Fût un temps, pas si lointain que ça, où si on offrait un cadeau aux heureux parents, c’est parce qu’on s’adonnait à la pratique de « rendre visite ». Laquelle, outre le fait que son nom, de manière regrettable, était le même qu’en cas de décès et de passage au funérarium, était certes quelque peu contraignante pour toutes les parties impliquées. Avec, tant du côté des visiteurs que des visités, une pression de dingue: surtout, ne pas manquer le créneau à l’hôpital pour ne vexer personne d’une part, et de l’autre, devoir être sociable alors qu’on tombe de fatigue, en plein post-partum, avec des couches pour adultes sur les fesses. Une problématique à laquelle l’arrivée d’Internet et des listes de naissance en ligne a grandement mis fin, pour le meilleur et pour le pire.

Tactique payante

Car là où, avant, par définition, vous n’alliez pas rendre visite à l’hôpital à la cousine de la soeur de votre ancienne collègue, parce que franchement ça aurait été hyper bizarre, tout à coup, vos ami·e·s Facebook trouvent ça normal de partager leurs listes à leurs centaines d’amis, dont certain·e·s qu’ils connaissent à peine. Une tactique qui peut sembler astucieuse, parce que sur un malentendu, comme ça, des gens qui n’auraient jamais fait de cadeau normalement se sentent obligés de participer, et quitte à se répéter, un bébé, ça coûte cher.
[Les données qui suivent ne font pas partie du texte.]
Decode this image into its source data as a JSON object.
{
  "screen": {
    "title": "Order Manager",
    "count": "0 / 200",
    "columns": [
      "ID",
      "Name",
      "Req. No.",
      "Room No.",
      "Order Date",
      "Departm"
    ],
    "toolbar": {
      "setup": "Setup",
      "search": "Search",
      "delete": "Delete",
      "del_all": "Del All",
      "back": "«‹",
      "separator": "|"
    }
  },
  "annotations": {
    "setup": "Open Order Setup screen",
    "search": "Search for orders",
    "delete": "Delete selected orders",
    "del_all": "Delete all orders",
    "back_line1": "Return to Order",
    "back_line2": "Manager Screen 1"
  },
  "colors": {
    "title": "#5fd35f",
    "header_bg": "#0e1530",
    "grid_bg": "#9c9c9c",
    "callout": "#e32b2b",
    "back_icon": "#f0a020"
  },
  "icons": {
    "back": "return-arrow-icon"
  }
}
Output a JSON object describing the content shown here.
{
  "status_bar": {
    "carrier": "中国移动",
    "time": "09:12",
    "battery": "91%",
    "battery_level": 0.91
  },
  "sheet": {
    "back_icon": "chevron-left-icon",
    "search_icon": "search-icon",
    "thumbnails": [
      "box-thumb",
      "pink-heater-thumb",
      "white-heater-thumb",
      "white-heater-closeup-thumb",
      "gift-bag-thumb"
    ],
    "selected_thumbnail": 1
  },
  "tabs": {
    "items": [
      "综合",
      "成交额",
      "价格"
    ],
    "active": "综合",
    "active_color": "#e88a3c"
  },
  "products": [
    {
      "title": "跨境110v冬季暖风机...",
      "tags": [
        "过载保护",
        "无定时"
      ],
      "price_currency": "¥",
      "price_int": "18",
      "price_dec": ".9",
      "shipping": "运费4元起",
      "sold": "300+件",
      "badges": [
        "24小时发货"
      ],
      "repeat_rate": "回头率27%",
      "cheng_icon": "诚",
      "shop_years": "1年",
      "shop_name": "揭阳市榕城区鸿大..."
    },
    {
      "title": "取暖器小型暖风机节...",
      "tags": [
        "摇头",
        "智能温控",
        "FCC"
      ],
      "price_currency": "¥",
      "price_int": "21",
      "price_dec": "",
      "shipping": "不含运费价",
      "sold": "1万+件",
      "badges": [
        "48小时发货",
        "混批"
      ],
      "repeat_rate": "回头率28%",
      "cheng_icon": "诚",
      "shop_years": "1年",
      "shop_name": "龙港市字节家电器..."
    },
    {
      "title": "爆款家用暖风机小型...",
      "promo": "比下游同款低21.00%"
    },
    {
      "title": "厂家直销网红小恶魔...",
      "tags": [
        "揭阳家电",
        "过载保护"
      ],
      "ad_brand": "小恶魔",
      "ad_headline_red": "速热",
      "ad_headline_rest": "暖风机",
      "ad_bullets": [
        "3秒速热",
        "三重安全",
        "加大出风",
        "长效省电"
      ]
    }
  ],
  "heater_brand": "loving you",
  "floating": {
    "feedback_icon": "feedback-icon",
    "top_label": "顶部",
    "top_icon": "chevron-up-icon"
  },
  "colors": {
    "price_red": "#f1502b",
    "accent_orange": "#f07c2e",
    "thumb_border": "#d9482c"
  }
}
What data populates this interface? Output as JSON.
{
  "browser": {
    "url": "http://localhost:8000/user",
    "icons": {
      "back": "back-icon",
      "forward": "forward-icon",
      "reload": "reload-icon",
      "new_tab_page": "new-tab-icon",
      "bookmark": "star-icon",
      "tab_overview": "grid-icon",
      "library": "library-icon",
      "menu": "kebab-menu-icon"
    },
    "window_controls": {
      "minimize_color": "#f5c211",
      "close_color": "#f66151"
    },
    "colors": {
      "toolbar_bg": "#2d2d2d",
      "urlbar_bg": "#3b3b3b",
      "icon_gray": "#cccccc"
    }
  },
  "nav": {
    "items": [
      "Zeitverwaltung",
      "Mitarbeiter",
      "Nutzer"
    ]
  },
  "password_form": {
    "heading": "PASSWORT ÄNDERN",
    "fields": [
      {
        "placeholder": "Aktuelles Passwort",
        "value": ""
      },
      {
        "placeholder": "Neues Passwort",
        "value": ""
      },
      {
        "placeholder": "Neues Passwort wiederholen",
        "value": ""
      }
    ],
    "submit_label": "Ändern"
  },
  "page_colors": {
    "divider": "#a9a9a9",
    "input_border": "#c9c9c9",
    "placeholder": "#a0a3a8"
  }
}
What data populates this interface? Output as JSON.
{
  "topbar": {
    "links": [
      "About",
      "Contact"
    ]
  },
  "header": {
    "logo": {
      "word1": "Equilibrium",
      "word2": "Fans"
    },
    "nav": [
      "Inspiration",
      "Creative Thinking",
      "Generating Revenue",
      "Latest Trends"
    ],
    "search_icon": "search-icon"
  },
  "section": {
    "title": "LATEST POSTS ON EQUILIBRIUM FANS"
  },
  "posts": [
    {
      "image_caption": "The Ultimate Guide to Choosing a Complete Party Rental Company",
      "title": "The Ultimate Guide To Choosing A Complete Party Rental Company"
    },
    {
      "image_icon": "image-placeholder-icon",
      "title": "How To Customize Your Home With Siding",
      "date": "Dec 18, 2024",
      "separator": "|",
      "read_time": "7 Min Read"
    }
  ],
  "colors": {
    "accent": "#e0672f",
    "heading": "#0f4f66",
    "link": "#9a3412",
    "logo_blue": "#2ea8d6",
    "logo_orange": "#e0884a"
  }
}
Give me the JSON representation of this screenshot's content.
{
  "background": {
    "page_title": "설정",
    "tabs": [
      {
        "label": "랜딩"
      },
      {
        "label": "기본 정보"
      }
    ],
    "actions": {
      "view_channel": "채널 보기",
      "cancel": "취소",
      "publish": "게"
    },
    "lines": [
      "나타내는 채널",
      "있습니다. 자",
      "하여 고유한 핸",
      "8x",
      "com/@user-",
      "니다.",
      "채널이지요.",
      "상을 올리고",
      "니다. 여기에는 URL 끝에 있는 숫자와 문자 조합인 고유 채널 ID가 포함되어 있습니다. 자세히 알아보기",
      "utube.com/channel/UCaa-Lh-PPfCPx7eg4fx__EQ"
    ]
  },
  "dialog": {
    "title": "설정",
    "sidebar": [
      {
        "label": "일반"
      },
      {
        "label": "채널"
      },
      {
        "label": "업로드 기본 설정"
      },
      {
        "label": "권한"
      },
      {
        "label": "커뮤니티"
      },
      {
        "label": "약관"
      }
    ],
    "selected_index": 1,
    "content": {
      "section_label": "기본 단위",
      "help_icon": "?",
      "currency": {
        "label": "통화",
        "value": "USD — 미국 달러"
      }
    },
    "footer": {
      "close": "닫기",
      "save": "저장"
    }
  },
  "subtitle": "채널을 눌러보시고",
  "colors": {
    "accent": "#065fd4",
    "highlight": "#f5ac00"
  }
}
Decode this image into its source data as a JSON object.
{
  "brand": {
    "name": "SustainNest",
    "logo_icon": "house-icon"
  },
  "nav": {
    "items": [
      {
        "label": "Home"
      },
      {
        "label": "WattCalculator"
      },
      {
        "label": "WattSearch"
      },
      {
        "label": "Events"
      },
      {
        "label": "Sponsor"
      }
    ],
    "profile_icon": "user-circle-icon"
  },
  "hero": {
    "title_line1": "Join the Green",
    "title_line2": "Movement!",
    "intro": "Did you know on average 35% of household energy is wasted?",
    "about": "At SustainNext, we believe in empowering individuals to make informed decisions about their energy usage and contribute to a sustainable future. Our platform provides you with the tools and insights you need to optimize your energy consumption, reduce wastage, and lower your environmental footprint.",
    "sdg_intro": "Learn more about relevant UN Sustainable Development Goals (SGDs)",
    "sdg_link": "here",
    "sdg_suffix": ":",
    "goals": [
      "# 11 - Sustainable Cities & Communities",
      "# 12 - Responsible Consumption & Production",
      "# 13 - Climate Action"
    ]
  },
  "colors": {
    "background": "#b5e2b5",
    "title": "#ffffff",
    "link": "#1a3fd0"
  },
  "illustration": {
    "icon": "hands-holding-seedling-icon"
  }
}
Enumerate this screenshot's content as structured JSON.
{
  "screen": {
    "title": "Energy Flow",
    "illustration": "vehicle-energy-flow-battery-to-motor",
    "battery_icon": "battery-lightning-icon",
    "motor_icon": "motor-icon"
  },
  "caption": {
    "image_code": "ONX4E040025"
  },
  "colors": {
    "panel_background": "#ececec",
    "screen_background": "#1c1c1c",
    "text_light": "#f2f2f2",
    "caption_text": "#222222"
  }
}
Mais faut-il vraiment en arriver là pour autant?

Et surtout, où s’arrête-t-on dans la monétisation de nos relations? Nul doute inspiré par la déferlante de listes de naissance ou de mariage, car certain·e·s futur·e·s marié·e·s s’y adonnent aussi, Facebook propose désormais d’organiser des collectes à l’occasion des anniversaires. Une intention qui peut sembler louable, puisque c’est pour la bonne cause après tout, mais à quand le partage de liens vers nos paniers en ligne « face au nombreuses personnes qui m’ont demandé ce que je voulais pour mon anniversaire »? Ou bien tant qu’à faire, à la Carrie Bradshaw, des célibataires qui postent des listes compensatoires en réponse à toutes leurs dépenses pour les mariages/bébés des autres? Notez que si on en arrive là, l’argument du « je le fais parce que plein de gens me l’ont demandé » sera directement beaucoup plus difficile à justifier.